Global Debt Reaches Record High
NEW YORK (Reuters) – Global debt hit a record high of $312 trillion at the end of the second quarter, driven by borrowing in the United States and China, while a key debt ratio in emerging markets also scaled a fresh peak, data from a banking trade group showed.
The Institute of International Finance (IIF), a financial services trade group, reported on Wednesday that global debt rose by $2.1 trillion in the first half to $312 trillion – a new high point after previous data was revised lower.
The IIF warned of the trend of rising government borrowing in its latest Global Debt Monitor report, forecasting that global government borrowing would rise from its current level of $92 trillion to $145 trillion by 2030 and exceed $440 trillion by 2050.
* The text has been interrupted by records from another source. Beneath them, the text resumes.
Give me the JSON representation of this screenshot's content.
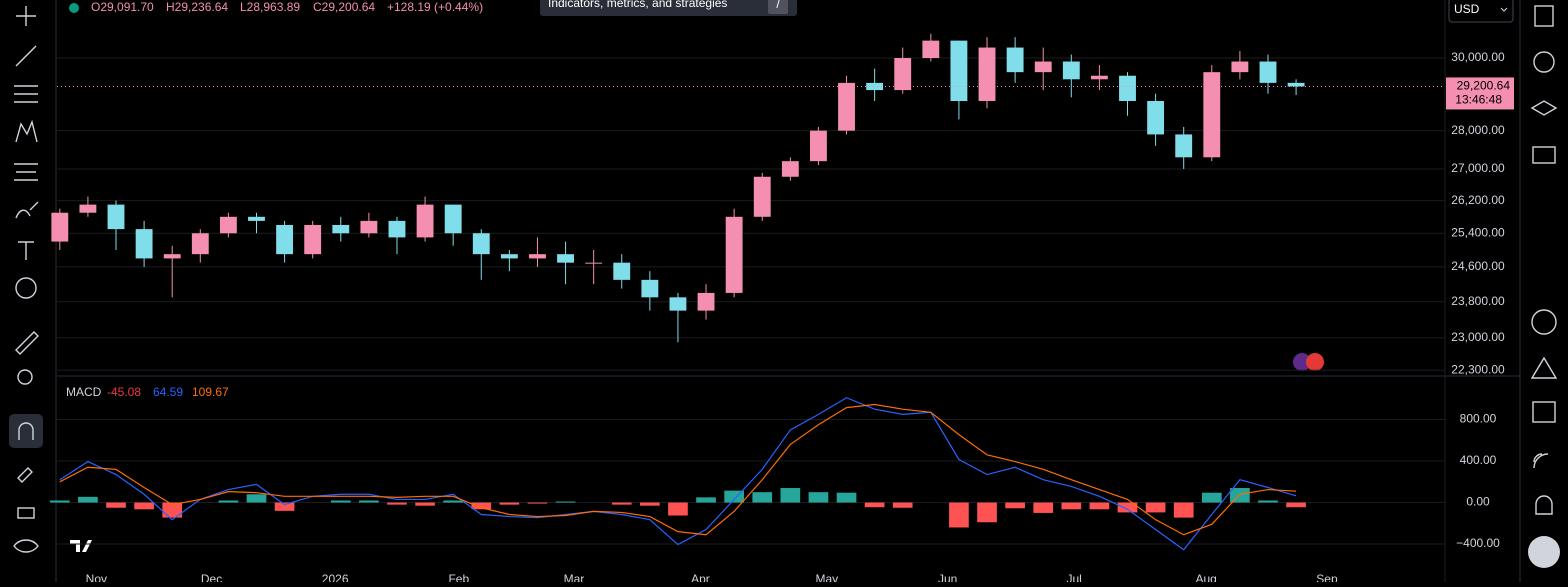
{
  "header": {
    "open": "O29,091.70",
    "high": "H29,236.64",
    "low": "L28,963.89",
    "close": "C29,200.64",
    "change": "+128.19 (+0.44%)"
  },
  "tooltip": {
    "text": "Indicators, metrics, and strategies",
    "key": "/"
  },
  "currency": "USD",
  "price_label": {
    "price": "29,200.64",
    "countdown": "13:46:48"
  },
  "macd_legend": {
    "label": "MACD",
    "values": [
      "-45.08",
      "64.59",
      "109.67"
    ],
    "colors": [
      "#f23645",
      "#2962ff",
      "#ff6d00"
    ]
  },
  "chart_data": [
    {
      "type": "candlestick",
      "log_scale": true,
      "up_color": "#f48fb1",
      "down_color": "#80deea",
      "open": [
        25200,
        25900,
        26100,
        25500,
        24800,
        24900,
        25400,
        25800,
        25600,
        24900,
        25600,
        25400,
        25700,
        25300,
        26100,
        25400,
        24900,
        24800,
        24900,
        24700,
        24700,
        24300,
        23900,
        23600,
        24000,
        25800,
        26800,
        27200,
        28000,
        29300,
        29100,
        30000,
        30500,
        28800,
        30300,
        29600,
        29900,
        29400,
        29500,
        28800,
        27900,
        27300,
        29600,
        29900,
        29300
      ],
      "high": [
        26000,
        26300,
        26200,
        25700,
        25100,
        25500,
        25900,
        25900,
        25700,
        25700,
        25800,
        25900,
        25800,
        26300,
        26100,
        25500,
        25000,
        25300,
        25200,
        25000,
        24900,
        24500,
        24000,
        24200,
        26000,
        26900,
        27300,
        28100,
        29500,
        29700,
        30300,
        30700,
        30500,
        30600,
        30600,
        30300,
        30100,
        29800,
        29600,
        29000,
        28100,
        29800,
        30200,
        30100,
        29400
      ],
      "low": [
        25000,
        25800,
        25000,
        24600,
        23900,
        24700,
        25300,
        25400,
        24700,
        24800,
        25200,
        25300,
        24900,
        25200,
        25100,
        24300,
        24500,
        24600,
        24200,
        24200,
        24100,
        23600,
        22900,
        23400,
        23900,
        25700,
        26700,
        27100,
        27900,
        28800,
        29000,
        29900,
        28300,
        28600,
        29300,
        29100,
        28900,
        29100,
        28400,
        27600,
        27000,
        27200,
        29400,
        29000,
        28963.89
      ],
      "close": [
        25900,
        26100,
        25500,
        24800,
        24900,
        25400,
        25800,
        25700,
        24900,
        25600,
        25400,
        25700,
        25300,
        26100,
        25400,
        24900,
        24800,
        24900,
        24700,
        24700,
        24300,
        23900,
        23600,
        24000,
        25800,
        26800,
        27200,
        28000,
        29300,
        29100,
        30000,
        30500,
        28800,
        30300,
        29600,
        29900,
        29400,
        29500,
        28800,
        27900,
        27300,
        29600,
        29900,
        29300,
        29200.64
      ],
      "xlim": [
        -0.1,
        49.3
      ],
      "xticks": [
        {
          "value": 1.3,
          "label": "Nov"
        },
        {
          "value": 5.4,
          "label": "Dec"
        },
        {
          "value": 9.8,
          "label": "2026"
        },
        {
          "value": 14.2,
          "label": "Feb"
        },
        {
          "value": 18.3,
          "label": "Mar"
        },
        {
          "value": 22.8,
          "label": "Apr"
        },
        {
          "value": 27.3,
          "label": "May"
        },
        {
          "value": 31.6,
          "label": "Jun"
        },
        {
          "value": 36.1,
          "label": "Jul"
        },
        {
          "value": 40.8,
          "label": "Aug"
        },
        {
          "value": 45.1,
          "label": "Sep"
        }
      ],
      "ylim": [
        22200,
        31700
      ],
      "yticks": [
        {
          "value": 30000,
          "label": "30,000.00"
        },
        {
          "value": 28000,
          "label": "28,000.00"
        },
        {
          "value": 27000,
          "label": "27,000.00"
        },
        {
          "value": 26200,
          "label": "26,200.00"
        },
        {
          "value": 25400,
          "label": "25,400.00"
        },
        {
          "value": 24600,
          "label": "24,600.00"
        },
        {
          "value": 23800,
          "label": "23,800.00"
        },
        {
          "value": 23000,
          "label": "23,000.00"
        },
        {
          "value": 22300,
          "label": "22,300.00"
        }
      ]
    },
    {
      "type": "macd",
      "histogram": {
        "positive_color": "#26a69a",
        "negative_color": "#ff5252",
        "values": [
          20,
          55,
          -50,
          -65,
          -145,
          0,
          20,
          80,
          -80,
          0,
          20,
          20,
          -20,
          -30,
          20,
          -65,
          -20,
          -10,
          10,
          0,
          -20,
          -30,
          -125,
          50,
          115,
          100,
          140,
          100,
          95,
          -45,
          -50,
          0,
          -240,
          -190,
          -55,
          -100,
          -65,
          -65,
          -95,
          -95,
          -145,
          95,
          140,
          20,
          -45.08
        ]
      },
      "series": [
        {
          "color": "#2962ff",
          "values": [
            220,
            395,
            270,
            80,
            -165,
            30,
            125,
            175,
            -20,
            60,
            80,
            80,
            30,
            30,
            80,
            -115,
            -135,
            -145,
            -115,
            -85,
            -115,
            -165,
            -405,
            -260,
            30,
            320,
            700,
            850,
            1010,
            900,
            850,
            870,
            415,
            270,
            340,
            220,
            155,
            60,
            -65,
            -260,
            -455,
            -115,
            220,
            145,
            64.59
          ]
        },
        {
          "color": "#ff6d00",
          "values": [
            200,
            340,
            320,
            145,
            -20,
            30,
            105,
            95,
            60,
            60,
            60,
            60,
            50,
            60,
            60,
            -50,
            -115,
            -135,
            -125,
            -85,
            -95,
            -135,
            -280,
            -310,
            -85,
            220,
            560,
            750,
            915,
            945,
            900,
            870,
            655,
            460,
            395,
            320,
            220,
            125,
            30,
            -165,
            -310,
            -210,
            80,
            125,
            109.67
          ]
        }
      ],
      "ylim": [
        -650,
        1210
      ],
      "yticks": [
        {
          "value": 800,
          "label": "800.00"
        },
        {
          "value": 400,
          "label": "400.00"
        },
        {
          "value": 0,
          "label": "0.00"
        },
        {
          "value": -400,
          "label": "−400.00"
        }
      ]
    }
  ]
}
“With the Fed’s new easing cycle expected to accelerate the pace of global debt buildup, a significant concern is the apparent lack of political will to address rising sovereign debt levels in both mature and emerging market economies,” the IIF report stated.
A significant portion of the borrowing was attributed to the energy transition amid climate change challenges, which was projected to account for over a third of the anticipated rise by 2050.
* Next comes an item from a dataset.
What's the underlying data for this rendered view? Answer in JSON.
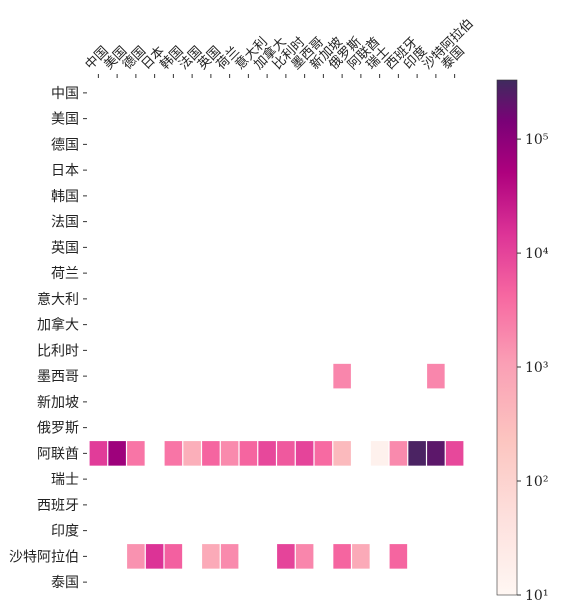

“This poses significant challenges, as many governments are already allocating a growing share of their revenue to interest expenses,” the report added.
BIG COUNTRY, BIG BORROWER
The $2.1 trillion increase this year through June contrasts with $8.4 trillion in the first half of 2023, according to IIF data.
In addition to China and the U.S., India, Russia, and Sweden also increased their debt levels, while other European countries and Japan experienced notable declines, the report indicated.
The global debt-to-GDP ratio – an indicator of the ability to repay debt by comparing it to economic output – has stabilized around 327%-328%, with output numbers partly buoyed by above-target inflation in major economies.
In developed markets, this ratio reached its lowest level since 2018, driven by declines in household and non-financial corporate borrowing.
Conversely, emerging markets saw their debt ratio hit a new high of over 245% of output, more than 25 percentage points higher than before the COVID-related lockdowns.